AB’yi giriş müzakerelerinin başladığı bu aşamada, bazı kesimlerce korkulduğu üzere, dînî salâbetimizin zayıflayabileceği ve dînî yönden zayıf olan gençlerimizin Hristiyanlaşabileceği gibi hususlar dile getirilmektedir. Manevî yönden çürük temeller üzerine oturan Avrupa Medeniyetinin, manevî dinamikleri güçlü olan Asya Medeniyeti karşısında yeterince güçlü olamayacağı görülmektedir. Çünkü asıl amacın, Avrupa medeniyetinin güzellikleri ve beşere menfaati bulunan iyilikleri olduğunu, günahlar ve kötülüklerin olmadığını ifade eden Bediüzzaman, Avrupa ve Asya medeniyetleri arasındaki asıl işbirliği alanına vurgu yapar. Aksi halde bir işbirliğinin öz yerine kabukla iştigal olacağı ve bunun da taklidi netice verebileceği muhakkaktır.6
Kuvvetler ayrılığı prensibinin iyiden iyiye kendini hissettirmeye başladığı günümüzde, Amerika’nın geri giden totaliterliği çözüldükçe İslâma bakışlarını gözden geçirme noktasına gelen Batı, AB’ne aday Müslüman ülke konumundaki Türkiye ile birlikte, İslâmiyet konusundaki ödevine daha olması gerektiği yerden bakma şansını yakalayacaktır. Avrupa’nın bakışı ve dünya haritasında okumaya ve anlamaya çalıştığı yeni ödevlerinin arasında öncelikle İslâmiyet gelmektedir.
Hızla yapılması gerekenler:
* Mevzuatı ayıklamak ve demokratikleştirmek, tutucuların anti-demokratik dayanaklarını kanun metinlerinden temizlemek ve daha önemlisi bunu uygulamaya yansıtmak,
* Kurumların kendi alanlarında kalarak, ülke yönetimini seçilmişlere devretmesi (AB tarafından yapılan bir araştırma, Türkiye’de siyasetin fonksiyonel olmadığını gözler önüne serdi).
* Geçiş sürecinin hemen sonrasındaki endişelerden kurtulmak için hızlı ve akıllı bir özelleştirme.

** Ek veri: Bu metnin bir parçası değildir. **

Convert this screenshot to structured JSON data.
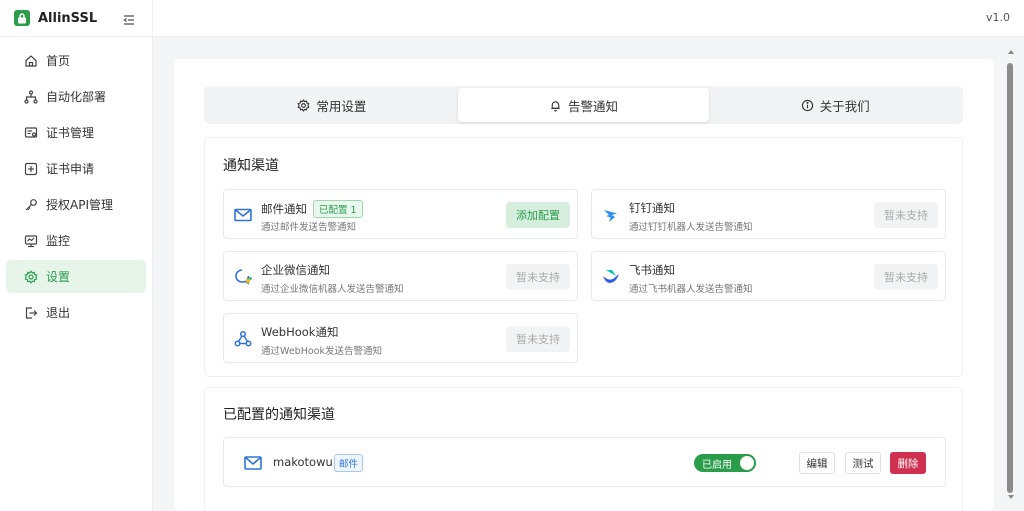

* Etnik köken ile ilgili kaygı, kibir ve önyargılardan, dînî kökenle ilgili bilgisizlikten veya içe kapanarak kendini koruma şeklindeki mutaassıp tavırdan bilinçle kurtulmak,7
* Kendi kültür ve medeniyetli ile öğünen, halkıyla ve onun değerleriyle barışık, bir iddiası, planı, projesi, başka insanlara bir mesajı olduğuna inanan, tahkik ehli insanların ve kanaat önderlerinin, açılacak büyük fikir ve bilgi arenasına idmanlı, donanımlı, sabırlı olarak girebilmek için gereken zihnî, fikrî ve kurumsal altyapıyı, bütün engellere rağmen, bir an önce azimle oluşturmaları gerekmektedir.8
Yukarıda saydığımız bu inkişafların yol haritası, AB ile şekillenecektir. Türkiye’nin dahil olduğu bir Avrupa, çift yönlü düşünme sürecine girecektir. Öteki dediği Asya’yı, yani İslâmı temel veri kabul eden bir ortaklık zemininde hem bizi kabullenecekler, hem de bizim ihmal ettiğimiz ve onların geliştirdiği medeniyetin olumlu sonuçlarını gerçekleştirme imkânımız olacaktır.
AB lehine ve aleyhine çok şeyler söylenmiş ve hâlâ söylenmektedir. Faydalarının yanında zararlarını da kabul ettiğimiz AB, bizim toplumumuzun gündeminde daha önce hiç karşılaşmadığı sorunları getireceği bir gerçektir. Şunu unutmamalıyız AB’nin faydalarının yanında zararları da olacaktır, ama faydası fazla olan şeyin terk edilmesi de doğru değildir.